Ефимов хмыкнул и бросил на профессора презрительный взгляд:
– И это мне говорит сволочь, собиравшаяся убить миллионы невинных людей?
– Миллионы недочеловеков! – Уверенный в своём расовом превосходстве Рассел-Констинскофф потряс вытянутым вверх пальцем: – Тоталитаризм у вас в крови, демократия не для вас, вы рабы…
– Федь, пожалуйста, заткни его! – попросил Ефимов.
Боровиков схватил профессора за шею и ткнул носом в стенку. Послышался хруст и жалостливое подвывание.
– Сергей Михайлович, так что будем делать? – Масляков вновь задал свой вопрос.
– Я же сказал – прыгать, – опять отшутился Ефимов, не потому, что не хотел отвечать, а потому, что в голове у него роились самые противоречивые мысли.
– Эй, ты, как тебя? – окликнул он совсем приунывшего негра.
– Маркони, сэр! – раболепно проблеял тот.
– Тебе всё известно про этот вирус?
– Да, сэр!
Сергею не понравилось, что его называют сэр, но он решил на мелочи не отвлекаться.
– Валяй!
– Что, сэр? Я не понять.
– Рассказывай всё, что знаешь про этот вирус, только кратко и быстро.

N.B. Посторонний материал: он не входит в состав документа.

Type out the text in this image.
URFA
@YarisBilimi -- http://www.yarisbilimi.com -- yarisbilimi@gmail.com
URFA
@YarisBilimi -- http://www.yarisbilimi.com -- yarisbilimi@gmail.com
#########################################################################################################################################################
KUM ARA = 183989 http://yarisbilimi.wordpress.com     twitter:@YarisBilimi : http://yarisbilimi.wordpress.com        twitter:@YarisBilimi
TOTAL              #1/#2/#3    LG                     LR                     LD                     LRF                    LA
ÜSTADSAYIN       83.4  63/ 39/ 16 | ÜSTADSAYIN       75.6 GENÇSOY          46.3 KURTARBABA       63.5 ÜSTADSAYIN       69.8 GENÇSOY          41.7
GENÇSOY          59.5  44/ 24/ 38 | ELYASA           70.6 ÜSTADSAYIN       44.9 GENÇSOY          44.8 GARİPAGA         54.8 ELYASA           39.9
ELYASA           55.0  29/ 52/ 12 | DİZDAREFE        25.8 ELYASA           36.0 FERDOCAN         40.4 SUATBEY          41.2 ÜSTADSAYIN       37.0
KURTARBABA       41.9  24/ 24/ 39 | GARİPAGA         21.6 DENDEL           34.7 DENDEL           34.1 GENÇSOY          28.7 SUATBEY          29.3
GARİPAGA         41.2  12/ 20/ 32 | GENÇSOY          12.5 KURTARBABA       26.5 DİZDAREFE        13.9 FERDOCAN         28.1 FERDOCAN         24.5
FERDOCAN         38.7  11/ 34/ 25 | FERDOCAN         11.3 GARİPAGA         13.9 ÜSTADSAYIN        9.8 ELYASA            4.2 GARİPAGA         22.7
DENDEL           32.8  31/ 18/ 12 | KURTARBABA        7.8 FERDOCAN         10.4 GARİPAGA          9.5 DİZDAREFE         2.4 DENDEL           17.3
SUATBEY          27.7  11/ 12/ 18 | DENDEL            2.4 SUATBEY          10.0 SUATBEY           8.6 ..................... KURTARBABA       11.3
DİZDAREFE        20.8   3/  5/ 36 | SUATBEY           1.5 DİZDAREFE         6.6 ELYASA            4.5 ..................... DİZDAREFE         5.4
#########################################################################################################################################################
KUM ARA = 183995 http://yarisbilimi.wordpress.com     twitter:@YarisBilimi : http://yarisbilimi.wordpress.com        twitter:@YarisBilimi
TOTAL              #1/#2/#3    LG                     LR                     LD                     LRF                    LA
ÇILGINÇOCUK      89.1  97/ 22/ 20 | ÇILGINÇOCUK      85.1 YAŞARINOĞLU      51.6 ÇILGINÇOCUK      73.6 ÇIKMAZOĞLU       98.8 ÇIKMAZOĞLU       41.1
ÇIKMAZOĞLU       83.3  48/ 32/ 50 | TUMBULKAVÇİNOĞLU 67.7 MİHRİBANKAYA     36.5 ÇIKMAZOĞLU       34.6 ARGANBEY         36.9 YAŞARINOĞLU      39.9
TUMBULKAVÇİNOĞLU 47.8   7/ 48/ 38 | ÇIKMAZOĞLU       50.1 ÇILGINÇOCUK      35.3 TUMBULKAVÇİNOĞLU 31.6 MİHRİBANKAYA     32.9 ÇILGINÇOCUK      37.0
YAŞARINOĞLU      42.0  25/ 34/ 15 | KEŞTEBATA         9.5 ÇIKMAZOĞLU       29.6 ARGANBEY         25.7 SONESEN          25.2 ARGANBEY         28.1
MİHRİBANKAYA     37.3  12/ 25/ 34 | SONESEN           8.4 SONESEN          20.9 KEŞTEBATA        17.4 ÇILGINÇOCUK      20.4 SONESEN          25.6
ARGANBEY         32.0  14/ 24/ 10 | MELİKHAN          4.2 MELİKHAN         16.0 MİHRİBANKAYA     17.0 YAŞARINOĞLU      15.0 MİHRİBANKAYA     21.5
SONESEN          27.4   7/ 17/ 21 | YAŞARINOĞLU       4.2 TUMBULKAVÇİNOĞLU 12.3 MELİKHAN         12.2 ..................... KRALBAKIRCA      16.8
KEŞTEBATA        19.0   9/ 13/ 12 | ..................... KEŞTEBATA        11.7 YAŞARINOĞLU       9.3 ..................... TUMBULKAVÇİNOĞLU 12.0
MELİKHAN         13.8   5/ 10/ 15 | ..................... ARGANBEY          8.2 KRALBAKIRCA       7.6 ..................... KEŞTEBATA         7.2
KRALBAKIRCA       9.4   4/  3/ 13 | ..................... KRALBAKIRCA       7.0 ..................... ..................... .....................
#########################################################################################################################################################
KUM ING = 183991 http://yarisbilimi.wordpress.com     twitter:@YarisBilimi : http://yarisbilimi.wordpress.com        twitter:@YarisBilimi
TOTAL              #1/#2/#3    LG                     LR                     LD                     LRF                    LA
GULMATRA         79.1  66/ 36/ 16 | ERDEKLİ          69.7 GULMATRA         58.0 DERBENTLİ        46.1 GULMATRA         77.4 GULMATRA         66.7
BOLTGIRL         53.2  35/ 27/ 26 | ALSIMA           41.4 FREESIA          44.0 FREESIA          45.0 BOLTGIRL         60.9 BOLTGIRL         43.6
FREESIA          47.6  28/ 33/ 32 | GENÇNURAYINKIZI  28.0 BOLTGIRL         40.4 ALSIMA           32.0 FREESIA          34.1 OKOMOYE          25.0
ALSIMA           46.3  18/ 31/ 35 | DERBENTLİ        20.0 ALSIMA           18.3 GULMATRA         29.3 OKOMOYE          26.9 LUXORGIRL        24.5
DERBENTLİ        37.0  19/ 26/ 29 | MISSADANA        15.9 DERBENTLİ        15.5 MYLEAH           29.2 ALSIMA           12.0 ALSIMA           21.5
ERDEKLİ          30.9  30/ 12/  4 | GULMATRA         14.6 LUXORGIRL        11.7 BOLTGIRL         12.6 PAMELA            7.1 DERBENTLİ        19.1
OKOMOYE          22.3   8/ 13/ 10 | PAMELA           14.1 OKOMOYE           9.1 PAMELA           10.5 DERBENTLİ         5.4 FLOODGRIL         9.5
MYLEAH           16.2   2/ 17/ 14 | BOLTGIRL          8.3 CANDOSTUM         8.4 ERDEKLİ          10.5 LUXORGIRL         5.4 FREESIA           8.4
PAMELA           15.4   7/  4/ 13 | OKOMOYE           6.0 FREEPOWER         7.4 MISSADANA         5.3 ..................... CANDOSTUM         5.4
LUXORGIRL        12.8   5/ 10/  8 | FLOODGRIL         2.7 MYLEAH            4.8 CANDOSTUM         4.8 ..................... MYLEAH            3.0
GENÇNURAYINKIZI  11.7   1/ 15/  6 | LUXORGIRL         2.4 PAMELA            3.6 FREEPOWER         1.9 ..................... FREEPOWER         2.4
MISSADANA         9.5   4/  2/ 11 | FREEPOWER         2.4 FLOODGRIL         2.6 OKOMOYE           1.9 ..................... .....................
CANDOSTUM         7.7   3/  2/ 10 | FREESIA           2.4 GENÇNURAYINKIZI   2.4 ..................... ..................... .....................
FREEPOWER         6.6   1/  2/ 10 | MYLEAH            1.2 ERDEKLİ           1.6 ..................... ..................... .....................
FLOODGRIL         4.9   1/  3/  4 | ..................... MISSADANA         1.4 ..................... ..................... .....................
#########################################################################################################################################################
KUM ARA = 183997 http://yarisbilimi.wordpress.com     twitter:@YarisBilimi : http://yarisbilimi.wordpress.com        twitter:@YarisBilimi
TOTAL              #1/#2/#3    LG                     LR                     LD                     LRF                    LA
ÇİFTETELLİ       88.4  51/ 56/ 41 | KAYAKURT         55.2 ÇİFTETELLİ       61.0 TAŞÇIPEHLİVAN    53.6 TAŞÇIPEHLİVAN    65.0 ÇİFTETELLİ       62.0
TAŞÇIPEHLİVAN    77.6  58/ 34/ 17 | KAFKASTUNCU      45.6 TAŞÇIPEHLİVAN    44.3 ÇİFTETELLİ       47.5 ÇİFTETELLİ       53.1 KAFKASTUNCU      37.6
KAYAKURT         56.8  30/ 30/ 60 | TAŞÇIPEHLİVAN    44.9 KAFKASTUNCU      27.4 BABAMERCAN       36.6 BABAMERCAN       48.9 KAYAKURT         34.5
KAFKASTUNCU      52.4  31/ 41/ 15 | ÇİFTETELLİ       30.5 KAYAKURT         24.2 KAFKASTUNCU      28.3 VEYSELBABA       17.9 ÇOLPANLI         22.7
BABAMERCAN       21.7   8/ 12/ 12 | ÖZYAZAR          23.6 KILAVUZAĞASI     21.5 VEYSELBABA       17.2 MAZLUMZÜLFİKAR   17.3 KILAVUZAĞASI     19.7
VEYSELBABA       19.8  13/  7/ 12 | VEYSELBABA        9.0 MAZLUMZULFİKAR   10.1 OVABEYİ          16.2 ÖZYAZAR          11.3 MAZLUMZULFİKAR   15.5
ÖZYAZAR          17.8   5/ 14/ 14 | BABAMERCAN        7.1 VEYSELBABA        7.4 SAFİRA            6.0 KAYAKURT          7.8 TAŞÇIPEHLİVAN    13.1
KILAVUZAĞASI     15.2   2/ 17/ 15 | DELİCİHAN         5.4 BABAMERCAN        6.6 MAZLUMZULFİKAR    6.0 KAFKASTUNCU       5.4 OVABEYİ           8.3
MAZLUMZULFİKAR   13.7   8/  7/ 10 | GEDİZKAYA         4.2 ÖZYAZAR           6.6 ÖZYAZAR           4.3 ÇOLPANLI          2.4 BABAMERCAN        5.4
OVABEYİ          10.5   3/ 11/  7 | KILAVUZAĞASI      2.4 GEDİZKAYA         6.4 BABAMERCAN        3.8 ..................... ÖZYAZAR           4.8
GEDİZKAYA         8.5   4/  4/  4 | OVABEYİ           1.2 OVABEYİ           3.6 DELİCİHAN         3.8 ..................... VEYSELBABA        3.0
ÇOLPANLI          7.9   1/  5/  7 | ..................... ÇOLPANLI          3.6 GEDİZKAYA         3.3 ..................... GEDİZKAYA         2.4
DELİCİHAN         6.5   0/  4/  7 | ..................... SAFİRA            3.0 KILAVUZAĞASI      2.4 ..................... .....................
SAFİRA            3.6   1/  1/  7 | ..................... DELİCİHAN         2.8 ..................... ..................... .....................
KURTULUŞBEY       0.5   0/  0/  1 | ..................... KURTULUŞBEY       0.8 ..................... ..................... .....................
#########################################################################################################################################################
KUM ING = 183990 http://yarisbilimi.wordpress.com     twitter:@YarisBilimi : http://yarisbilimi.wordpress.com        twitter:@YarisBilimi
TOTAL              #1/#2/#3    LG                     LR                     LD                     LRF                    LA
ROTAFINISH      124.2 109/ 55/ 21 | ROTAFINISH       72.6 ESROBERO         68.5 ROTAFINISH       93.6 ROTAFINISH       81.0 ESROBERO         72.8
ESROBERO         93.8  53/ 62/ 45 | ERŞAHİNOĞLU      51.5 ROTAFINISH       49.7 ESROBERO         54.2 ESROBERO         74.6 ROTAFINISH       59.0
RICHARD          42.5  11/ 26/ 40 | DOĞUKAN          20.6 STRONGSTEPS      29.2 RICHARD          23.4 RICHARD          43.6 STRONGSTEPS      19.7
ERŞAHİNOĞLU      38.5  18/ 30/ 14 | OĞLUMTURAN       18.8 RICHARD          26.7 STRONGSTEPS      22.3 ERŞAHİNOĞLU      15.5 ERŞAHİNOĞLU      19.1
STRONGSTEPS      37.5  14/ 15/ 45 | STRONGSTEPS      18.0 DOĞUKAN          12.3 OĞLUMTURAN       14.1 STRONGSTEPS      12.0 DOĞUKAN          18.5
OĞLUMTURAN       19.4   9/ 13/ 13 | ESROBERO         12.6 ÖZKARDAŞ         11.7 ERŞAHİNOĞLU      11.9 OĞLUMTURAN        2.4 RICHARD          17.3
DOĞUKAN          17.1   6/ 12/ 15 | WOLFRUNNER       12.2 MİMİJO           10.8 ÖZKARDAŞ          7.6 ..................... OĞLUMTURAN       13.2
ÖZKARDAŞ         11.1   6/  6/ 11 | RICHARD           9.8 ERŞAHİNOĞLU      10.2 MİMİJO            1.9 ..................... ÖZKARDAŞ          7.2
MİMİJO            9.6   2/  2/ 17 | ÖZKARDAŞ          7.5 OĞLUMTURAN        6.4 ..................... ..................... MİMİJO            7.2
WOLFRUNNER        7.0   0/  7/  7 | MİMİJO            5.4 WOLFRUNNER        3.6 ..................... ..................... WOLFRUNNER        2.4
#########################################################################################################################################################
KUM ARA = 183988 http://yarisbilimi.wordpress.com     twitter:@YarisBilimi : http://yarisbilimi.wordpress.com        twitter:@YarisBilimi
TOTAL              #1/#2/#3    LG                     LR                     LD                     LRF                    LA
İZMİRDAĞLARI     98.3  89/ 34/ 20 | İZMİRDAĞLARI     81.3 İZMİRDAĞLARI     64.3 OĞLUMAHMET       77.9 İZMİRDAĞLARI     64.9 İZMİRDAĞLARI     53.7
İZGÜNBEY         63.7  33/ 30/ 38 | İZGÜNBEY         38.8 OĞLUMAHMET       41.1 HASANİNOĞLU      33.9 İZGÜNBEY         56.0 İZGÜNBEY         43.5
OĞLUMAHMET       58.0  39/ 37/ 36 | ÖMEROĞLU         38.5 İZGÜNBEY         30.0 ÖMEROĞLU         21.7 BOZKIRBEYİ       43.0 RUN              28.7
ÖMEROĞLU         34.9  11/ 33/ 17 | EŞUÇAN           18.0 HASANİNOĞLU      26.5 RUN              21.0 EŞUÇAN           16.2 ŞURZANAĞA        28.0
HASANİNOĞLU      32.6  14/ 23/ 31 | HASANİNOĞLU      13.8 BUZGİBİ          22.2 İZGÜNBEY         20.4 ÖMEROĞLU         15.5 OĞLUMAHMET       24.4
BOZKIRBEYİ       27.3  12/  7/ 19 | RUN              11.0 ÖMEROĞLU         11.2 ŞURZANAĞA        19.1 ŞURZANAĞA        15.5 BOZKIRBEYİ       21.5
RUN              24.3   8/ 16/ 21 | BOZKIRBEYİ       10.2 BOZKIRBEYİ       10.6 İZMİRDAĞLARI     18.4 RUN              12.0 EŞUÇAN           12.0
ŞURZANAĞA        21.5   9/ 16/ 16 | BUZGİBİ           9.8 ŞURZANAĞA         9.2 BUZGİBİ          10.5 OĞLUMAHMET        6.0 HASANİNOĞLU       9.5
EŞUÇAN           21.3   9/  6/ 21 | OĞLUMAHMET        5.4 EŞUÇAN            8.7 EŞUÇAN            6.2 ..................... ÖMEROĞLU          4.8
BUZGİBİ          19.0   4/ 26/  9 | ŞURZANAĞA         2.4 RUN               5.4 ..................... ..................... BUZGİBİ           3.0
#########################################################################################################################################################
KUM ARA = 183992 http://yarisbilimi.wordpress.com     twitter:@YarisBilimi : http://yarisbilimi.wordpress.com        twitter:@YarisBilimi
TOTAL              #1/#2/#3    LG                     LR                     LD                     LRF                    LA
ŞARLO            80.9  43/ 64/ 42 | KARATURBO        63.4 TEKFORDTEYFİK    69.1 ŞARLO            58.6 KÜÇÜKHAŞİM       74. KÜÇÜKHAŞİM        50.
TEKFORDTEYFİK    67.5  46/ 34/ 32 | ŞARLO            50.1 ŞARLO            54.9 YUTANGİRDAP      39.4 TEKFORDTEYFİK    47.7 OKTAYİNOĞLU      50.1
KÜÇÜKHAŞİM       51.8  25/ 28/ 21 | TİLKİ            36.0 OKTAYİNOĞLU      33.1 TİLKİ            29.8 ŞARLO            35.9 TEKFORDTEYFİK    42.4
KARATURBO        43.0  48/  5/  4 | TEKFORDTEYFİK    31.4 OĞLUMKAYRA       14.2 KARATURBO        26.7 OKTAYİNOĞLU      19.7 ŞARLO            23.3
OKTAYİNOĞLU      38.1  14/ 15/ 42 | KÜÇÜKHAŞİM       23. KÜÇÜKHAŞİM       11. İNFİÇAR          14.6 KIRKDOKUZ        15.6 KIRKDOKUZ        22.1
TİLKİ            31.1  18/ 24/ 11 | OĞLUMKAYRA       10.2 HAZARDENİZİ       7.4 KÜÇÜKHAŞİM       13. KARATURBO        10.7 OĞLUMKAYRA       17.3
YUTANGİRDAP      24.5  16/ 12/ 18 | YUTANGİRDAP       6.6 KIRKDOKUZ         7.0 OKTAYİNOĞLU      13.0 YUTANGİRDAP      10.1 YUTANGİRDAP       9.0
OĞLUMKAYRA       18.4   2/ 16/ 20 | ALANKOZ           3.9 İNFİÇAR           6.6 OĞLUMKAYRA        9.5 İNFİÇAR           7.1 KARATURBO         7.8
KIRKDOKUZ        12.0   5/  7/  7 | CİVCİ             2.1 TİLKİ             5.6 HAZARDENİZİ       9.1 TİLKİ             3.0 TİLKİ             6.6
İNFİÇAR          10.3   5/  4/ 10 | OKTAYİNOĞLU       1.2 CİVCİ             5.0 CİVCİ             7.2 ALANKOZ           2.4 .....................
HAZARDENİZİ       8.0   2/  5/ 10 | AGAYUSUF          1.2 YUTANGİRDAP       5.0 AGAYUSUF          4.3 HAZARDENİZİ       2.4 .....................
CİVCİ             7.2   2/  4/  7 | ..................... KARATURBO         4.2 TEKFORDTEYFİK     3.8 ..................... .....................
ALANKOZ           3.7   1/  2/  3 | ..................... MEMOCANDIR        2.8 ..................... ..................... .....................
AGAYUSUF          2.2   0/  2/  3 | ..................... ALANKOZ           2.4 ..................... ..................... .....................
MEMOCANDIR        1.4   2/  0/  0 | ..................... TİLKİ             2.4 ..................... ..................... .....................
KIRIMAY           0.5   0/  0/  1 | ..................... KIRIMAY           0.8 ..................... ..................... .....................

Ассистент профессора кивнул и начал рассказывать. Несмотря на некоторые трудности с русским языком, общая картина в его изложении выглядела так.
У первой партии зараженных период инкубации длится почти два месяца, всё это время они не представляют для окружающих никакой опасности, так как прежде, чем стать по-настоящему убийственным, вирус в организме зараженных должен модифицироваться. Когда же инкубационный период заканчивается и больные становятся вирусоносителями, распространение болезни идет в геометрической прогрессии, так что следующие заразившиеся становятся опасными для окружающих буквально через считаные часы. Не чувствуя болезни, они разносят заразу до тех пор, пока на седьмые сутки у них не происходит температурный скачок, и в течение двух последующих дней наступает летальный исход.